Commentary

One of the questions most commonly asked by dentists is about the efficacy of analgesic treatments in dental pain. This paper is based on single-dose trials of oral analgesics after third molar extractions, thus providing information on the relative efficacy of certain doses, but not fixed regimens, of analgesics.

It is very interesting to note that the lowest (best) NNT were for nonselective COX inhibitors (termed NSAID in the paper) and selective COX-2 inhibitors (eg, the coxibs) at standard or high doses. Examples to illustrate this point are valdecoxib 40 mg and diclofenac 100 mg (both NNT of 1.6), and rofecoxib 50 mg and diclofenac 50 mg (both NNT of 2.1); these were followed by ibuprofen 400 mg (NNT of 2.2). These results offer intriguing arguments for the debate over which factors (ie, potency of inhibition, selectivity of inhibition and/or pharmacokinetic properties) really cause the clinical effective analgesic effect of these drugs.

The results shown in the paper, however, may attract clinicians to make uncritical increases of the standard recommended doses of nonselective COX inhibitors without considering the possible relationship with increased incidence of adverse effects of these drugs. This is a real possibility: the negative adverse-effect profile of the coxibs on the cardiovascular system after long-term use has resulted in some of them being withdrawn from the market.

It is disappointing that the paper does not present more specific information on the incidence, following the use of COX inhibitors after third molar extractions, of alveolitis sicca dolorosa (dry socket) and other adverse effects of interest to dentists.

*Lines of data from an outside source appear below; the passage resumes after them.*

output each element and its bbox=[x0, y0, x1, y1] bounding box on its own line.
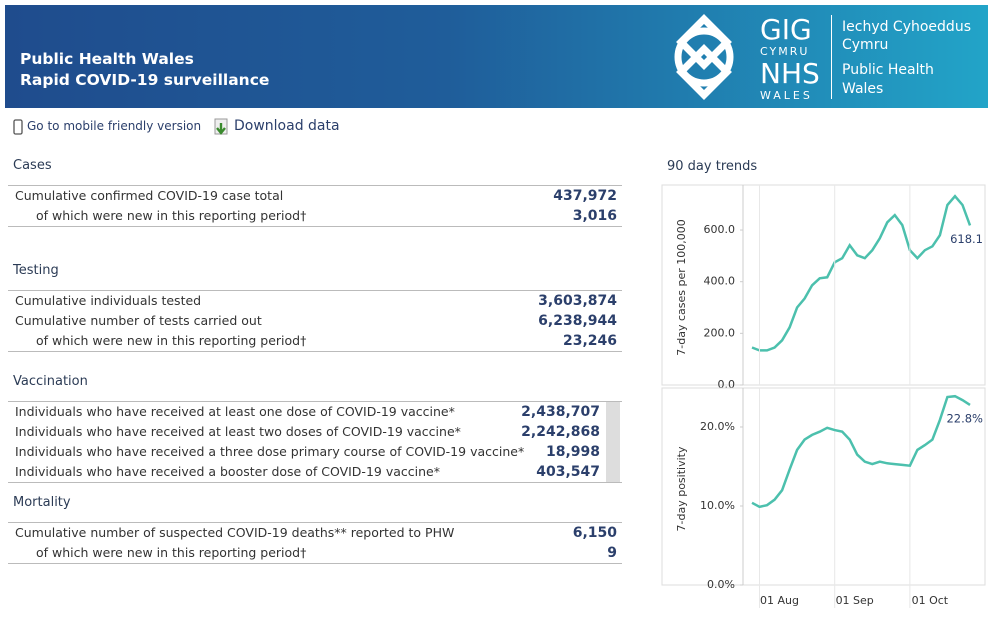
x-tick-label: 01 Aug bbox=[760, 594, 799, 607]
table-row: Individuals who have received a three do… bbox=[8, 442, 622, 462]
x-tick-label: 01 Sep bbox=[836, 594, 874, 607]
download-link[interactable]: Download data bbox=[234, 118, 340, 134]
logo-text: Public Health bbox=[842, 62, 934, 78]
row-label: Cumulative number of suspected COVID-19 … bbox=[15, 525, 455, 540]
logo-text: Iechyd Cyhoeddus bbox=[842, 19, 971, 35]
row-label: Cumulative individuals tested bbox=[15, 293, 202, 308]
phone-icon bbox=[13, 119, 23, 135]
row-value: 2,438,707 bbox=[521, 404, 600, 420]
y-tick-label: 600.0 bbox=[704, 223, 736, 236]
scrollbar bbox=[606, 402, 620, 482]
table: Cumulative individuals tested 3,603,874 Cu… bbox=[8, 290, 622, 352]
logo-icon bbox=[674, 14, 734, 100]
logo-divider bbox=[831, 15, 832, 99]
y-tick-label: 0.0% bbox=[707, 578, 735, 591]
y-tick-label: 10.0% bbox=[700, 499, 735, 512]
y-tick-label: 0.0 bbox=[718, 378, 736, 391]
header: Public Health Wales Rapid COVID-19 surve… bbox=[5, 5, 988, 108]
row-value: 6,238,944 bbox=[538, 313, 617, 329]
row-label: Individuals who have received a booster … bbox=[15, 464, 440, 479]
row-label: Individuals who have received at least o… bbox=[15, 404, 455, 419]
row-value: 2,242,868 bbox=[521, 424, 600, 440]
header-title: Public Health Wales bbox=[20, 50, 194, 68]
table: Cumulative number of suspected COVID-19 … bbox=[8, 522, 622, 564]
row-label: of which were new in this reporting peri… bbox=[36, 333, 307, 348]
y-tick-label: 400.0 bbox=[704, 275, 736, 288]
table-row: Individuals who have received at least t… bbox=[8, 422, 622, 442]
table: Cumulative confirmed COVID-19 case total… bbox=[8, 185, 622, 227]
table-row: of which were new in this reporting peri… bbox=[8, 206, 622, 226]
value-label: 618.1 bbox=[950, 232, 983, 246]
value-label: 22.8% bbox=[946, 411, 983, 425]
row-value: 3,603,874 bbox=[538, 293, 617, 309]
mobile-link[interactable]: Go to mobile friendly version bbox=[27, 119, 202, 133]
logo-text: WALES bbox=[760, 89, 813, 102]
row-value: 18,998 bbox=[545, 444, 600, 460]
row-label: Cumulative confirmed COVID-19 case total bbox=[15, 188, 284, 203]
table-row: of which were new in this reporting peri… bbox=[8, 331, 622, 351]
trends-title: 90 day trends bbox=[667, 159, 758, 174]
row-value: 437,972 bbox=[553, 188, 617, 204]
y-tick-label: 200.0 bbox=[704, 326, 736, 339]
table: Individuals who have received at least o… bbox=[8, 401, 622, 483]
row-value: 9 bbox=[607, 545, 617, 561]
section-title: Cases bbox=[13, 158, 52, 173]
row-value: 403,547 bbox=[536, 464, 600, 480]
logo-text: GIG bbox=[760, 13, 812, 46]
y-axis-label: 7-day positivity bbox=[675, 446, 688, 531]
table-row: Cumulative number of suspected COVID-19 … bbox=[8, 523, 622, 543]
download-icon bbox=[214, 118, 228, 135]
x-tick-label: 01 Oct bbox=[912, 594, 949, 607]
row-label: Cumulative number of tests carried out bbox=[15, 313, 262, 328]
trend-line bbox=[751, 394, 971, 509]
logo-text: Wales bbox=[842, 81, 884, 97]
trend-line bbox=[751, 194, 972, 352]
row-label: of which were new in this reporting peri… bbox=[36, 208, 307, 223]
row-value: 23,246 bbox=[562, 333, 617, 349]
logo-text: CYMRU bbox=[760, 45, 810, 58]
table-row: Cumulative number of tests carried out 6,… bbox=[8, 311, 622, 331]
header-title: Rapid COVID-19 surveillance bbox=[20, 71, 270, 89]
chart-frame bbox=[661, 184, 986, 386]
row-value: 6,150 bbox=[572, 525, 617, 541]
logo-text: Cymru bbox=[842, 37, 889, 53]
section-title: Vaccination bbox=[13, 374, 88, 389]
section-title: Testing bbox=[13, 263, 59, 278]
logo-text: NHS bbox=[760, 57, 820, 90]
row-value: 3,016 bbox=[572, 208, 617, 224]
section-title: Mortality bbox=[13, 495, 71, 510]
row-label: Individuals who have received a three do… bbox=[15, 444, 525, 459]
table-row: Individuals who have received at least o… bbox=[8, 402, 622, 422]
row-label: Individuals who have received at least t… bbox=[15, 424, 461, 439]
chart-frame bbox=[661, 387, 986, 586]
y-axis-label: 7-day cases per 100,000 bbox=[675, 219, 688, 355]
table-row: Cumulative confirmed COVID-19 case total… bbox=[8, 186, 622, 206]
table-row: Cumulative individuals tested 3,603,874 bbox=[8, 291, 622, 311]
table-row: of which were new in this reporting peri… bbox=[8, 543, 622, 563]
y-tick-label: 20.0% bbox=[700, 420, 735, 433]
row-label: of which were new in this reporting peri… bbox=[36, 545, 307, 560]
table-row: Individuals who have received a booster … bbox=[8, 462, 622, 482]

Irrespective of their selectivity, differences between COX inhibitors in their adverse-effect profiles, especially regarding dry socket, would be of primary importance in a dentist's choice of analgesic treatment, at least after tooth extractions.

The present paper provides some reasonable and required answers to the question about efficacy of single-dose analgesics in dental pain. At least one small question remains unanswered after reading this paper, however. Why have the authors omitted paracetamol 1000 mg plus codeine 60 mg from their meta-analyses?

Dr RA Moore responds: The adverse events reported in these single-dose trials are those identified in our analysis of the studies available and this includes dry socket and others. The fact that adverse events are not better reported in the original studies is a topic on which we have published previously.1, 2 The main point of these meta-analyses is to demonstrate how studies may be better performed in future, and we have a recent publication on this topic.3

As the possible negative cardiovascular outcomes of coxibs postdate the submission of our review to the British Dental Journal in early 2003, it was difficult to include this in the discussion. Moreover, the current evidence is that cardiovascular effects of coxibs seen in cancer or precancer are also shared by aspirin, and that any increased cardiovascular risk in arthritis is shared with aspirin and NSAIDs. An electronic update of the Textbook of Pain (www.textbookofpain.com/) to be launched in August has an essay from us on the topic.

The question of paracetamol 1000 mg+codeine 60 mg is a difficult one. We approached this in a systematic review looking at different sources of evidence a while ago.4 The problem was that there were only two trials, with only 77 patients with dental surgery receiving this combination, and with unbalanced numbers that can skew statistics. We chose to omit it, having made a defence of the combination based on a wider body of evidence than just these two trials earlier.